My mother and father always shared a chronic restlessness—there were periods of their lives together when they moved to a new place every two or three months—and the day after Mom’s memorial my father demonstrates that he may have lost a wife but he has not lost his urge to ramble. His RV has been parked in Kiko’s driveway during these last weeks while Mom’s been in the hospital, but now he is anxious to take off. He wants to get behind the wheel and hit the road, go somewhere. Luis and I decide to accompany Pop in the motor home on the three-hour trek to go see the house we are building in Eagle Nest, New Mexico. It is the house that I have promised to build for my mother since the age of six. It is the house we were finally building together. Except now it has become the house my mother will never see. It has become the house being built on the ground in which my mother wants her ashes to be buried.
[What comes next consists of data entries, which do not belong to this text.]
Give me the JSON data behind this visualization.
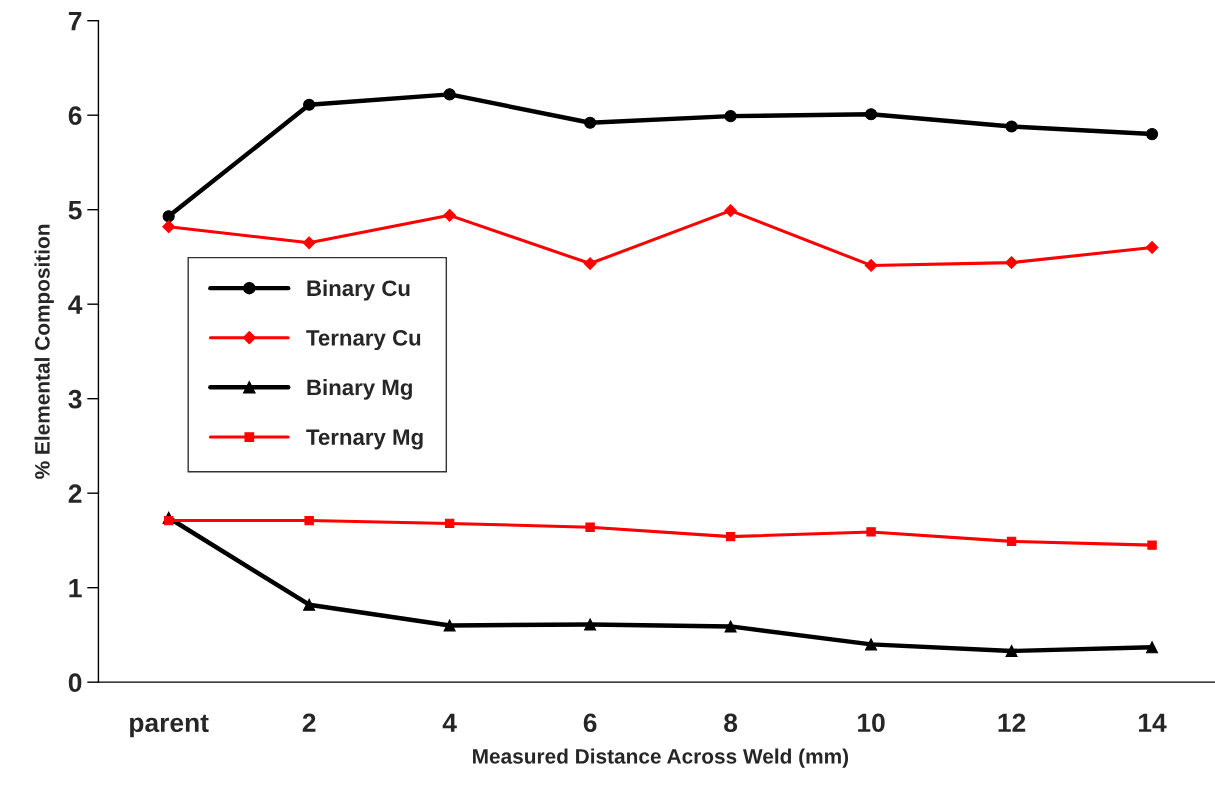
{
  "chart_data": {
    "type": "line",
    "xlabel": "Measured Distance Across Weld (mm)",
    "ylabel": "% Elemental Composition",
    "categories": [
      "parent",
      "2",
      "4",
      "6",
      "8",
      "10",
      "12",
      "14"
    ],
    "series": [
      {
        "name": "Binary Cu",
        "color": "#000000",
        "marker": "circle",
        "values": [
          4.93,
          6.11,
          6.22,
          5.92,
          5.99,
          6.01,
          5.88,
          5.8
        ]
      },
      {
        "name": "Ternary Cu",
        "color": "#ff0000",
        "marker": "diamond",
        "values": [
          4.82,
          4.65,
          4.94,
          4.43,
          4.99,
          4.41,
          4.44,
          4.6
        ]
      },
      {
        "name": "Binary Mg",
        "color": "#000000",
        "marker": "triangle",
        "values": [
          1.74,
          0.82,
          0.6,
          0.61,
          0.59,
          0.4,
          0.33,
          0.37
        ]
      },
      {
        "name": "Ternary Mg",
        "color": "#ff0000",
        "marker": "square",
        "values": [
          1.71,
          1.71,
          1.68,
          1.64,
          1.54,
          1.59,
          1.49,
          1.45
        ]
      }
    ],
    "ylim": [
      0,
      7
    ],
    "yticks": [
      0,
      1,
      2,
      3,
      4,
      5,
      6,
      7
    ],
    "grid": false,
    "legend": "center left",
    "line_style": "solid"
  }
}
While Pop is driving, Luis and I take a nice long nap, bouncing around on Mom and Pop’s bed in the back bedroom of the RV. We lie there under the blankets, staring out at the Colorado Mountains, and then at the winding Rio Grande and into the New Mexican landscape beyond. I am lying on my mother’s side of the bed. I bury my head into her pillow to see if I can smell her.
When we get to Eagle Nest we walk through the house with the builder, Eldon, and discuss everything that has been done and everything that must still be done. We talk toilets, c
ountertops, flooring, doorknobs. It is hard to concentrate, or even to care. At one point as we are standing outside, Eldon looks up and points to a huge herd of elk gathered on the mountainside above us. I wish my mother could be here to see how beautiful they are—so big and strong. As I look at the elk it strikes me that the communal beauty and strength of the herd resemble that of Mom’s big family—our clan. I can see my mother’s face in the faces of her mother and father and in each of her siblings and even in the faces of her siblings’ children—my grandparents and the sprawling army of aunts and uncles and cousins who, in the Navajo culture, are also called my mothers and fathers and brothers and sisters. I see my mother’s face in all of these relatives, many of whom I barely know, and I see her face every time I look in a mirror. The strength and rich color of the elk, the way the members of the herd resemble one another and stay together and graze together, remind me of what Mom always said about our family—that we were bound to one another by forces beyond ourselves, and that we would be together always. I am beginning to understand her now, and I believe her. We are many and we are far-flung, but we will always be a family.
When I leave the house site I head back to my father’s motor home and get ready to do some hard-core cooking in the tiny RV kitchen. This is what I always do when my family and I are together. It is what I always did with my surrogate family members when I was a teenager pursuing a dream in New York. It is what Luis and I do now, when we want to relax together. We cook. As I start to bustle around the little cooking space I remember how much I love cooking in the RV. It feels so contained and no-nonsense, so self-sufficient and cozy. I roll up my sleeves and get to work. I am going to start with some Tequila Courage Margaritas and some Killer Guacamole. And then I am going to make my mom’s famous pork chops smothered in onions and tomatoes with yellow rice and black beans. This is a recipe my father’s mother taught Mom. I know it will make us all feel better. We will still stay here in the RV beside the half-built house for Mama Jo and we will eat together.